L’allontanamento delle donne dal lavoro agricolo non solo ha privato molte donne della loro fonte di reddito, ma ha anche influenzato negativamente le attività legate allo zafferano, spiega Humira Rasikh*, membro della Camera di commercio delle donne nella provincia di Herat, che ha trascorso l’ultimo decennio lavorando nel settore della coltivazione e produzione dello zafferano. Fino a un anno fa, le donne costituivano la maggior parte della forza lavoro delle sue attività legate allo zafferano, che comprendono la coltivazione e un centro di lavorazione e confezionamento.  

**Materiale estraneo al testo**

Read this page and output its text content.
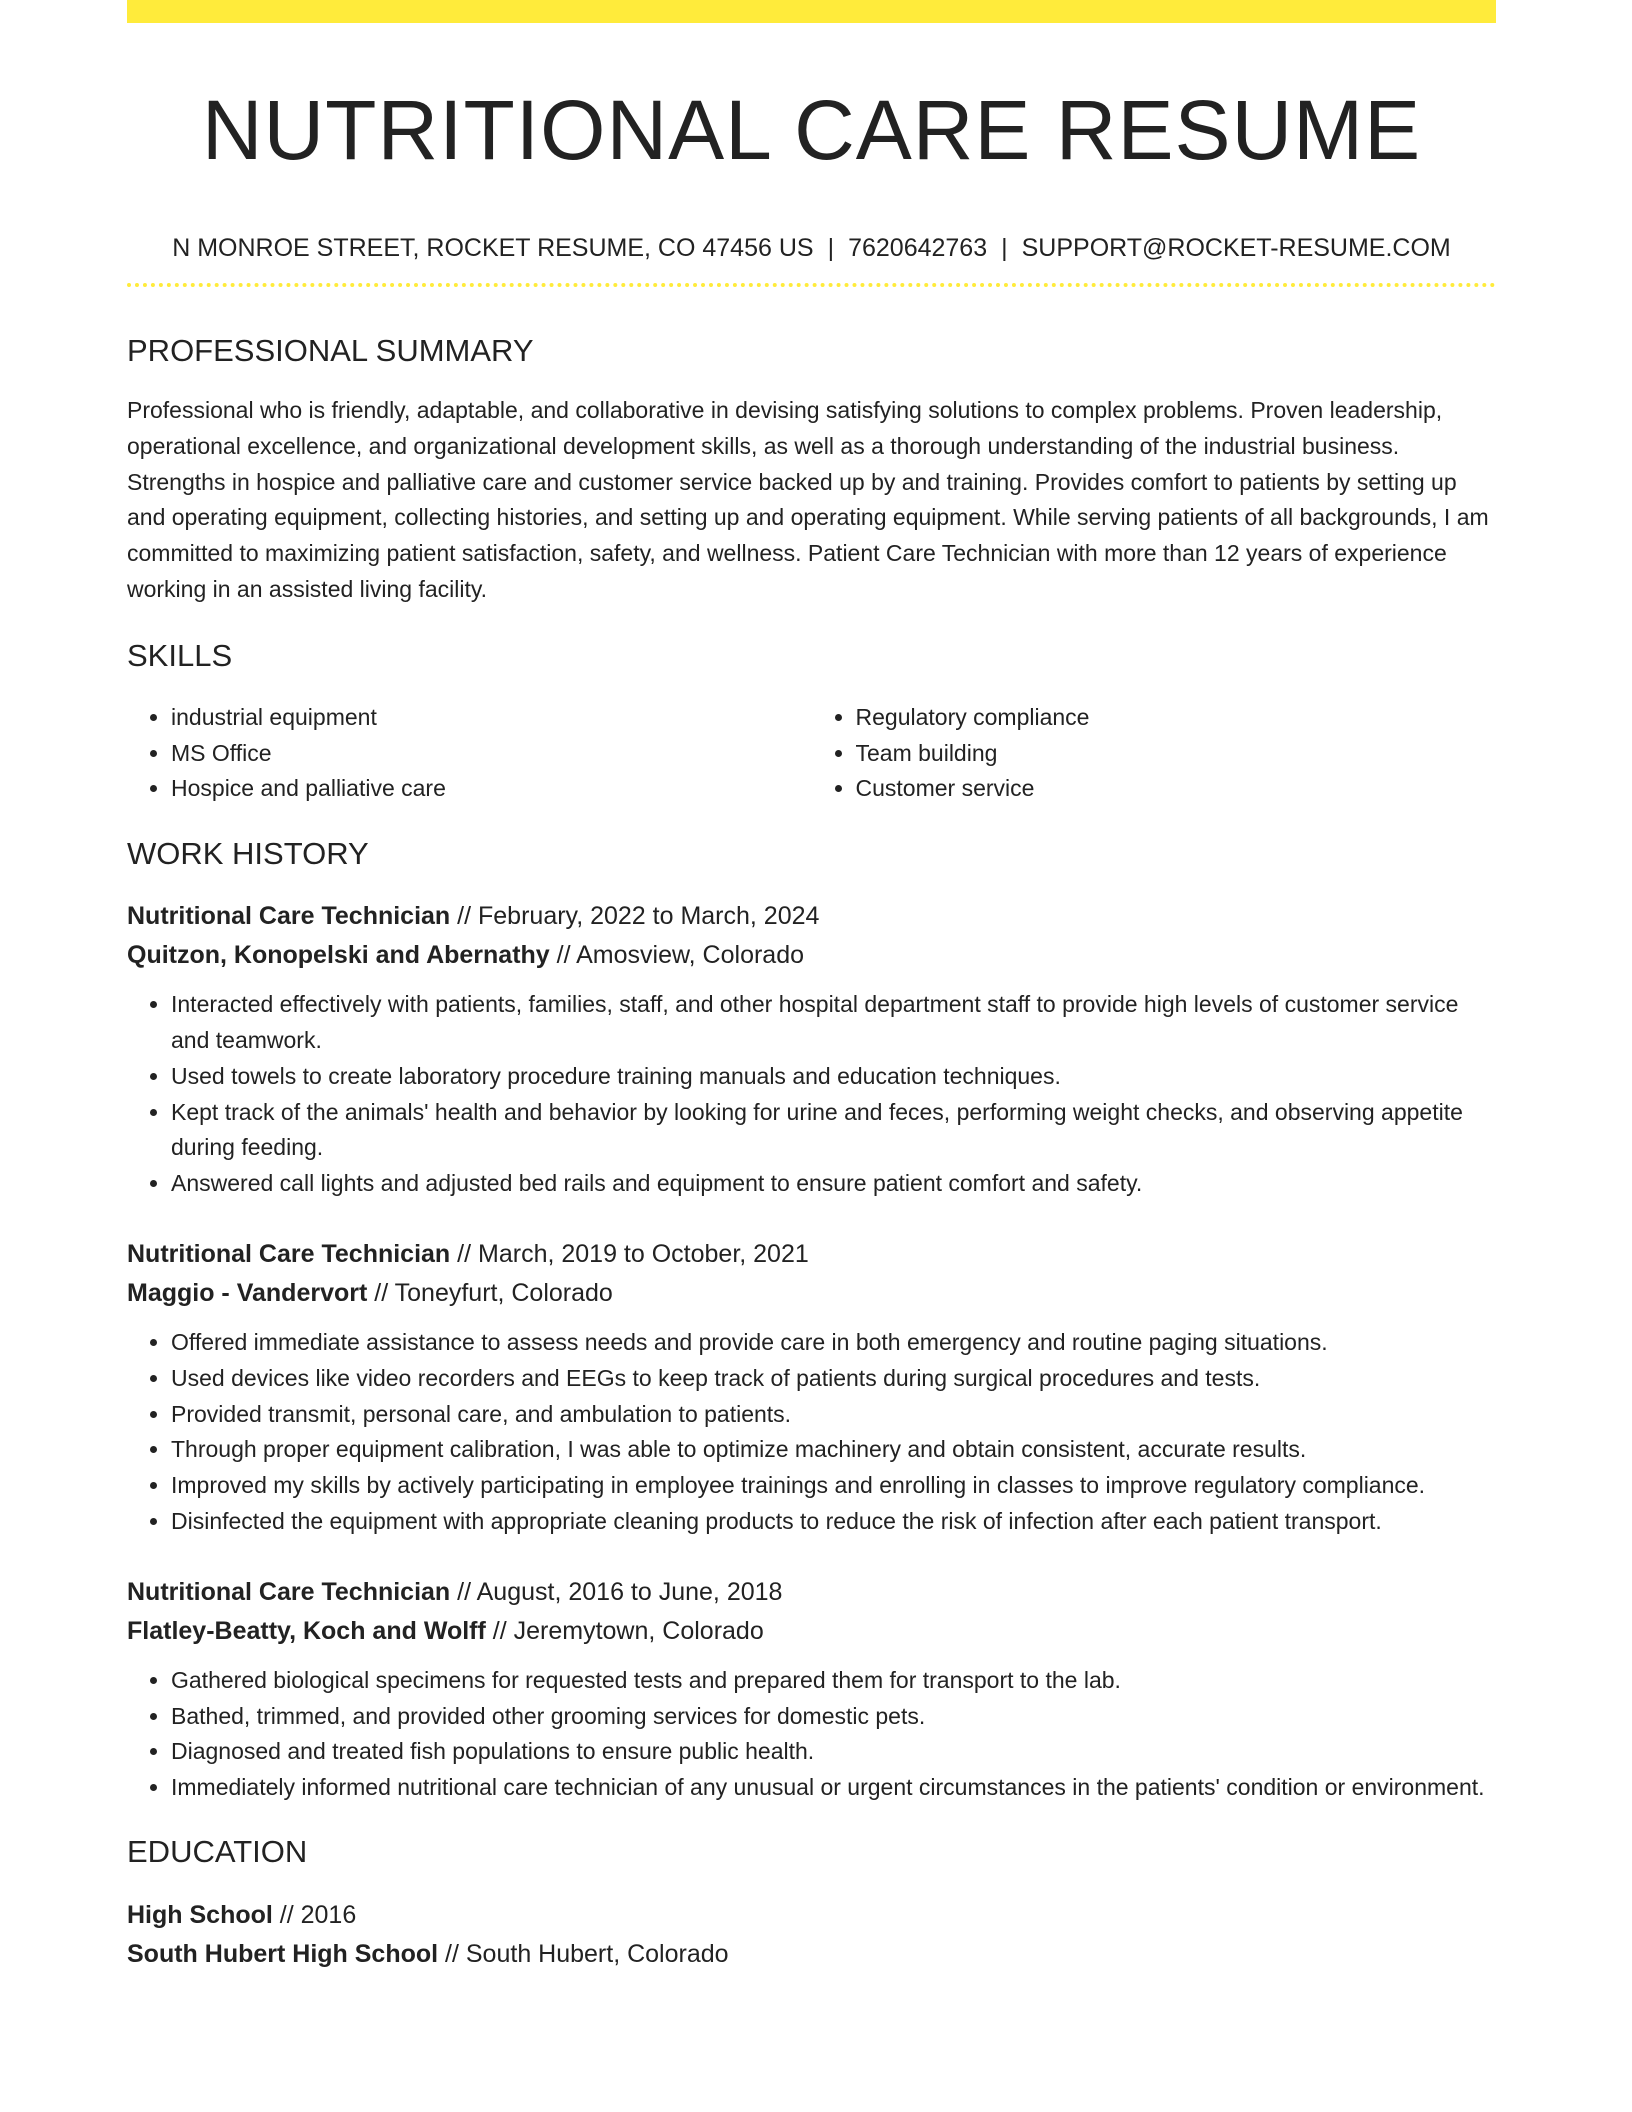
NUTRITIONAL CARE RESUME
N MONROE STREET, ROCKET RESUME, CO 47456 US | 7620642763 | SUPPORT@ROCKET-RESUME.COM
PROFESSIONAL SUMMARY
Professional who is friendly, adaptable, and collaborative in devising satisfying solutions to complex problems. Proven leadership, operational excellence, and organizational development skills, as well as a thorough understanding of the industrial business. Strengths in hospice and palliative care and customer service backed up by and training. Provides comfort to patients by setting up and operating equipment, collecting histories, and setting up and operating equipment. While serving patients of all backgrounds, I am committed to maximizing patient satisfaction, safety, and wellness. Patient Care Technician with more than 12 years of experience working in an assisted living facility.
SKILLS
• industrial equipment
• MS Office
• Hospice and palliative care
• Regulatory compliance
• Team building
• Customer service
WORK HISTORY
Nutritional Care Technician // February, 2022 to March, 2024
Quitzon, Konopelski and Abernathy // Amosview, Colorado
• Interacted effectively with patients, families, staff, and other hospital department staff to provide high levels of customer service and teamwork.
• Used towels to create laboratory procedure training manuals and education techniques.
• Kept track of the animals' health and behavior by looking for urine and feces, performing weight checks, and observing appetite during feeding.
• Answered call lights and adjusted bed rails and equipment to ensure patient comfort and safety.
Nutritional Care Technician // March, 2019 to October, 2021
Maggio - Vandervort // Toneyfurt, Colorado
• Offered immediate assistance to assess needs and provide care in both emergency and routine paging situations.
• Used devices like video recorders and EEGs to keep track of patients during surgical procedures and tests.
• Provided transmit, personal care, and ambulation to patients.
• Through proper equipment calibration, I was able to optimize machinery and obtain consistent, accurate results.
• Improved my skills by actively participating in employee trainings and enrolling in classes to improve regulatory compliance.
• Disinfected the equipment with appropriate cleaning products to reduce the risk of infection after each patient transport.
Nutritional Care Technician // August, 2016 to June, 2018
Flatley-Beatty, Koch and Wolff // Jeremytown, Colorado
• Gathered biological specimens for requested tests and prepared them for transport to the lab.
• Bathed, trimmed, and provided other grooming services for domestic pets.
• Diagnosed and treated fish populations to ensure public health.
• Immediately informed nutritional care technician of any unusual or urgent circumstances in the patients' condition or environment.
EDUCATION
High School // 2016
South Hubert High School // South Hubert, Colorado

“È evidente che gli ordini dei talebani hanno influenzato negativamente il lavoro delle donne negli ultimi due anni. Nella nostra azienda, su circa 100 donne, ne rimangono solo circa 40, di cui 30 nel centro di confezionamento e circa 10 che lavorano clandestinamente nei campi”, racconta Rasikh a Zan Times. Dice che l’ordine dei talebani che proibisce alle donne di lavorare nei campi agricoli ha costretto molte donne a “camuffarsi da uomini”. Con la maggior parte delle donne che ora ha paura di lavorare nei campi, “siamo state costrette ad assumere uomini, il che ha comportato un aumento del costo del lavoro, in particolare lo scorso anno e quest’anno, quando la scarsità d’acqua ha impedito un raccolto fruttuoso”, aggiunge.   

Le restrizioni talebane alle donne che lavorano in pubblico si estendono oltre la provincia di Herat e la sua prestigiosa industria dello zafferano.   

Una fonte della Camera di commercio delle donne in Afghanistan informa Zan Times che numerose restrizioni incentrate sulle aree rurali hanno creato una pletora di problemi economici per le donne.  

Inoltre, la fonte della camera di commercio afferma che le restrizioni sono molto più severe nelle aree rurali che nelle città, ma la durezza di tali misure è passata in gran parte inosservata a causa del limitato accesso ai media.  

Di ritorno a Herat, Mohammad Hashim*, un anziano del villaggio nel distretto di Guzara, spiega l’impatto di tali editti nella sua zona. Prima della caduta dell’ex governo, molte donne del villaggio avevano un lavoro e una professione, grazie a progetti e investimenti stranieri e nazionali, che davano a loro e alle loro famiglie un’importante fonte di reddito, spiega. Ora non possono più continuare il loro lavoro. “Dopo che i talebani hanno preso il controllo, molte donne che prima lavoravano nei campi o vendevano i propri prodotti ora sono bandite da queste attività e sono costrette a dedicarsi alla tessitura di tappeti, alla sartoria e al ricamo a casa, vendendo i loro prodotti a prezzi molto bassi”, racconta a Zan Times.  

Nel distretto di Pashtun Zarghun, Parwana è preoccupata per l’impatto di non guadagnare più un buon salario nei campi di zafferano. “Le decisioni dei talebani hanno rovinato tutto il nostro futuro”, dice. “Temo che anche mio marito non sarà in grado di guadagnare per noi e non avremo soldi per il cibo. Potremmo dover ricorrere all’accattonaggio.  

 I nomi sono stati cambiati per proteggere l’identità degli intervistati e dello scrittore. Matin Mehrab è lo pseudonimo di un giornalista dello Zan Times in Afghanistan.